In 2024, a new municipality named Pilintangan or Saripada was proposed to be carved from Wao in the Bangsamoro Parliament, which would entail the loss of 11 barangays. This proposal was met with protests and opposition, fearing that this might cause a repeat of the violence the town experienced in the 1970s. Wao's mayor, Elvino Balicao Jr., also warned that the division would reduce the town into a third-class municipality due to reduced revenues and with most of its government buildings being located in the barangays to be separated.

==Geography==
Wao is also surrounded by Amai Manabilang in the north and west, Bukidnon in the east, and Cotabato in the south. Its border with Bukidnon is demarcated by the Maradugao River.

===Barangays===
Wao is politically subdivided into 26 barangays. Each barangay consists of puroks while some have sitios.

- Amoyong
- Balatin
- Banga
- Buntongan
- Bo-ot
- Cebuano Group
- Christian Village
- Eastern Wao (Poblacion)
- Extension (Poblacion)
- Gata (Pizawaoan)
- Kabatangan
- Kadingilan
- Katutungan
- Kilikili East
- Kilikili West
- Malaigang
- Manila Group (Poblacion)
- Milaya
- Mimbuaya
- Muslim Village
- Pagalongan
- Panang
- Park Area
- Pilintangan
- Serran Village
- Western Wao (Poblacion)

===Climate===

Climate data for Wao, Lanao de Sur
| Month | Jan | Feb | Mar | Apr | May | Jun | Jul | Aug | Sep | Oct | Nov | Dec | Year |
| Mean daily maximum °C (°F) | 24 (75) | 24 (75) | 25 (77) | 26 (79) | 26 (79) | 25 (77) | 25 (77) | 25 (77) | 25 (77) | 25 (77) | 25 (77) | 25 (77) | 25 (77) |
| Mean daily minimum °C (°F) | 20 (68) | 20 (68) | 20 (68) | 20 (68) | 21 (70) | 21 (70) | 20 (68) | 20 (68) | 20 (68) | 21 (70) | 20 (68) | 20 (68) | 20 (69) |
| Average precipitation mm (inches) | 159 (6.3) | 143 (5.6) | 166 (6.5) | 183 (7.2) | 357 (14.1) | 414 (16.3) | 333 (13.1) | 309 (12.2) | 289 (11.4) | 285 (11.2) | 253 (10.0) | 166 (6.5) | 3,057 (120.4) |
| Average rainy days | 18.4 | 17.2 | 20.6 | 23.4 | 29.3 | 29.2 | 29.9 | 29.4 | 27.7 | 28.7 | 25.5 | 19.9 | 299.2 |
Source: Meteoblue (modeled/calculated data, not measured locally)

==Demographics==
===Religions===

Wao is the only predominantly Christian municipality in Lanao del Sur, with 80% of the population adhering to Roman Catholicism as of 2017, brought by settlers who came from Luzon, Visayas and other parts of Mindanao. The Roman Catholic church administrates its constituents in Wao as part of the Bukidnon-based Diocese of Malaybalay.

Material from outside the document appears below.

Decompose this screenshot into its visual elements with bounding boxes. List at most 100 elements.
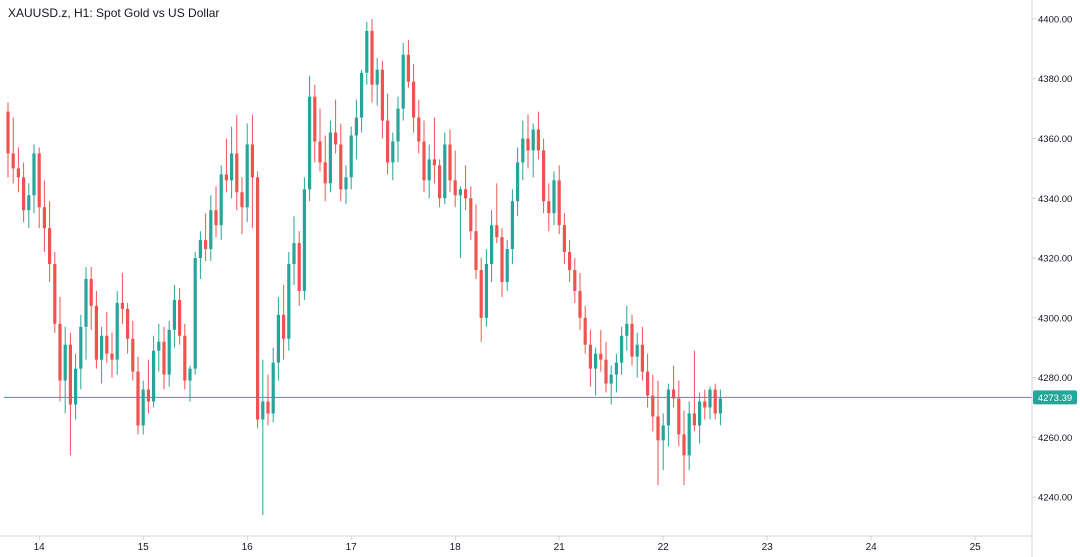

Among the significant ethnic groups in Wao are the Ilonggo, Ilocano, Cebuano, Maranao, Iranun, Ivatan, and Tagalog peoples.

== Economy ==
Poverty Incidence of
| Source: Philippine Statistics Authority |

The Wao Development Corporation (WDC) maintains a pineapple plantation and package facility in Wao.